Divagazioni per un'opera aperta.

Stamattina mi è capitato di leggere un blog sull'arte, non il mio s'intende, ma di un'altra altrettanto anonima, da non perderci la testa. Apro l'ultimo post dedicato alla minuziosa spiegazione di un'artista di non so dove,ma di tardo ottocento senza dubbio.
Leggo i primi paragrafi e mi chiedo se il tedio possa uccidere come un'arma contundente, e forse la risposta é sí! ...
Mi chiedo,inoltre, come si faccia a scrivere di opere d'arte senza che non prevalghi l'emozione, un'emozione anche da poco. Forse è una questione di stile, c'e chi accademista per scelta ,o per difesa, sceglie un'approccio più informale ma minuzioso, algido ma esaustivo, e c'é chi l'accademismo lo conosce lo maneggia e lo supera, scegliendo un'approccio emozionale e non nel particolare, reinterpretandolo alla maniera del tanto bravo Baudelaire con un pizzico di quello che Gianni Toti il poetronico avrebbe definito poemetanoia. Sì avete letto bene : Poemetànoia. Gianni Toti fu inventore di nuove parole, di un'altra sintassi, le sue poesie sono un viaggio nel periodo delle sperimentazioni e non c'e ombra di dubbio, che sia sempre l'emozione a prevaricare.

Io che ho interesse un po per tutto e un po per nulla nello stesso tempo, di solito leggo molto ma più o meno sempre le stesse cose, rileggo Dostojevskij almeno una volta l'anno per scrutare se esista o meno la redenzione, e in quanto ad arte interrompo la maggior parte dei libri contemporanei che acquisto. Forse il mio è un problema di metodo che affonda le sue radici già ai tempi del liceo, quando mi rifiutavo di studiare dai manuali di storia dell'arte di Argan. Erano cosi pedanti, noiosi, striminziti e poco emozionali. Alcune figure erano talmente ridotte che più che un piacere, avere a che fare con quei manuali sembrava una condanna.

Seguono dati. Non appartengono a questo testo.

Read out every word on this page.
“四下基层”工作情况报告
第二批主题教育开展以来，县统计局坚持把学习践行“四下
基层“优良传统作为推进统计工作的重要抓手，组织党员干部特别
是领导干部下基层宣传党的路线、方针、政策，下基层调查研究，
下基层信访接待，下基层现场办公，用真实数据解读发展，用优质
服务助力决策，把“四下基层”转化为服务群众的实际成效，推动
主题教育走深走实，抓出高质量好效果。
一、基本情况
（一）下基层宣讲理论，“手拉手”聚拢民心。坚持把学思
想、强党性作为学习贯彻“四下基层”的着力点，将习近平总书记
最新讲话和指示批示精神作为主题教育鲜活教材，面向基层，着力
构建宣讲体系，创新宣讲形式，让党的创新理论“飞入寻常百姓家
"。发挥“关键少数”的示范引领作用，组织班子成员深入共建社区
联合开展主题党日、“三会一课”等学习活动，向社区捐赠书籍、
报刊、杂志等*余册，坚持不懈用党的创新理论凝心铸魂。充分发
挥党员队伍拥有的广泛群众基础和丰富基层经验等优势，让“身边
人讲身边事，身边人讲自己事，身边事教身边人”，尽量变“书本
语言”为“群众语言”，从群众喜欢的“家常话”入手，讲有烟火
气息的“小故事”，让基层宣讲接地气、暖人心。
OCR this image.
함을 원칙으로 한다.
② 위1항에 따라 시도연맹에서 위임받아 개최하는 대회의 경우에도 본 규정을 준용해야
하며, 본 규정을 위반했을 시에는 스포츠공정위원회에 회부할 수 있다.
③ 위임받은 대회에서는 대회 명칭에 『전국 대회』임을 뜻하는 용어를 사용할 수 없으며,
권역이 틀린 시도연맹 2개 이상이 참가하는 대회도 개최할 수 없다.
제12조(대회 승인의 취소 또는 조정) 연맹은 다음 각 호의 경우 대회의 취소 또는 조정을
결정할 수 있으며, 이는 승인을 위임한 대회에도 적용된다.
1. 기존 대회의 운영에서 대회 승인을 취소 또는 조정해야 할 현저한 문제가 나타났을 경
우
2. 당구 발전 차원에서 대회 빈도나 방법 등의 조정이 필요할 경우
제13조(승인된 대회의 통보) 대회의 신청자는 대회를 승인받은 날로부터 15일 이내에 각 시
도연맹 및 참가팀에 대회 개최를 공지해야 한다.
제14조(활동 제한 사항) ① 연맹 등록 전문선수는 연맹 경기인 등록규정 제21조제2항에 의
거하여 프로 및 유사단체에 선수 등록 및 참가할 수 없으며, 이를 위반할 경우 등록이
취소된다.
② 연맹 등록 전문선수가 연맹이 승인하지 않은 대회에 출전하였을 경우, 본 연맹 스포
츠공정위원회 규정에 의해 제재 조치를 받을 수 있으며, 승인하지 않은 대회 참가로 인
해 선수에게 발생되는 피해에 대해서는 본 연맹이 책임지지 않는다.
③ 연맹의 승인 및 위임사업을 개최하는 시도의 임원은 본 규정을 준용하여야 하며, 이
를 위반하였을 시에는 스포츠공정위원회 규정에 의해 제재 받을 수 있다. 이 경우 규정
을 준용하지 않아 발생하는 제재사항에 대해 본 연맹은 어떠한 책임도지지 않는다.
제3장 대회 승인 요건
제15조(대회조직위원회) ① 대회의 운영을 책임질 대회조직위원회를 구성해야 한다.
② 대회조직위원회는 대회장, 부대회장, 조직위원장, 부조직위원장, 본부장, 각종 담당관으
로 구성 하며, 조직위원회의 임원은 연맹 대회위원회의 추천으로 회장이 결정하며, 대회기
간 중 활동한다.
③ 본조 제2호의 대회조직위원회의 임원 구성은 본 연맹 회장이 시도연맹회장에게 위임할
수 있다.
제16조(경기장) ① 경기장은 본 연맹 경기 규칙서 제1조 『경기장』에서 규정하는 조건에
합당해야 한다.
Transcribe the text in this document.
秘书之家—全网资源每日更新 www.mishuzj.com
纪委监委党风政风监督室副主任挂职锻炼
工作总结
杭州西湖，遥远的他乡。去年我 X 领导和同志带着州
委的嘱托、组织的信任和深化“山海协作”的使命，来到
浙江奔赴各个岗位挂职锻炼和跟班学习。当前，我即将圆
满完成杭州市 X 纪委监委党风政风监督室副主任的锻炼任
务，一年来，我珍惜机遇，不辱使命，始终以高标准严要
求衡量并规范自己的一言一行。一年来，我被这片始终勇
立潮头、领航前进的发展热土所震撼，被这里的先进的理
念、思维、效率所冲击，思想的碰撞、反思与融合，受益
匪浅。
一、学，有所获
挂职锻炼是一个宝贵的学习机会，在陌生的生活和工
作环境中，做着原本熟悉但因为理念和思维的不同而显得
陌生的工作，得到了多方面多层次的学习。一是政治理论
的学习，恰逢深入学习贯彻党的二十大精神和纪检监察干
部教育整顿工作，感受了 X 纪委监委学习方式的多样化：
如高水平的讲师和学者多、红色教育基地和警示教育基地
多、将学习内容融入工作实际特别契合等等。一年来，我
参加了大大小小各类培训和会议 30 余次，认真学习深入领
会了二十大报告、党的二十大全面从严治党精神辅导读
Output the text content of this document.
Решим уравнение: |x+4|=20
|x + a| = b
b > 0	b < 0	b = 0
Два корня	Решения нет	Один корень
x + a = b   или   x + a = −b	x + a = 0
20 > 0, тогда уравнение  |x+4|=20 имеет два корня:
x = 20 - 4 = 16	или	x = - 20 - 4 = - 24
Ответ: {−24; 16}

Perciò, non male, la non nuova idea del nostro Ministro Franceschini di portare gli studenti nei musei. Ma questo lo facevamo già nel 2006 noi studenti diligenti e devoti, ad alcuni, tanto cari, professori, che ci portavano a visitare mostre, musei, fonderie e studi d'artista. In particolare lei, la professoressa Daniela Grassellini, che donna! L'emozione per la scrittura artistica, a pensarci bene, l'ho presa da lei. Era un'inguaribile entusiasta ed io da brava, devota, diligente discente mi affidavo a lei, al suo linguaggio cosi delicato, emozionante e senza dubbio colto.
Al tempo vedevamo una mostra la settimana, per non parlare delle gite fuori porta a cui ero sempre presente. Ricordo ancora la volta che le rimasero impigliate le dita in treno, credo dovette provare proprio tanto male. E ancora, ricordo le visite alle Fonderie di Pietrasanta, tanto interessanti quanto polverose. Era il tempo delle mie scoperte dirette sul campo. I libri erano un di più, manuali di cui servirsi affinché la mente fissasse quello che gli occhi avevano appreso, prima ancora delle nozioni. Un'opera studiata su un qualsiasi manuale, non sarà mai quanto un'opera prima vista dal vivo... A meno che non si parli dell'Opera Aperta di Umberto Eco. Ma questa è un'altra faccenda. Una di quelle faccende da addetti ai lavori o agli sperimentatori o forse ai cinetici e alle transavanguardie. Io ne sentii parlare per la prima volta ad una delle prime lezioni di un corso dedicato all'arte elettronica e agli anni post bellici del boon economico e ancora alle prime dirette televisive della rai, e alla pittura non pittura dei cinetici che lavoravano su supporti altri, nuovi, che mai si sarebbe pensato sarebbero serviti allo scopo artistico.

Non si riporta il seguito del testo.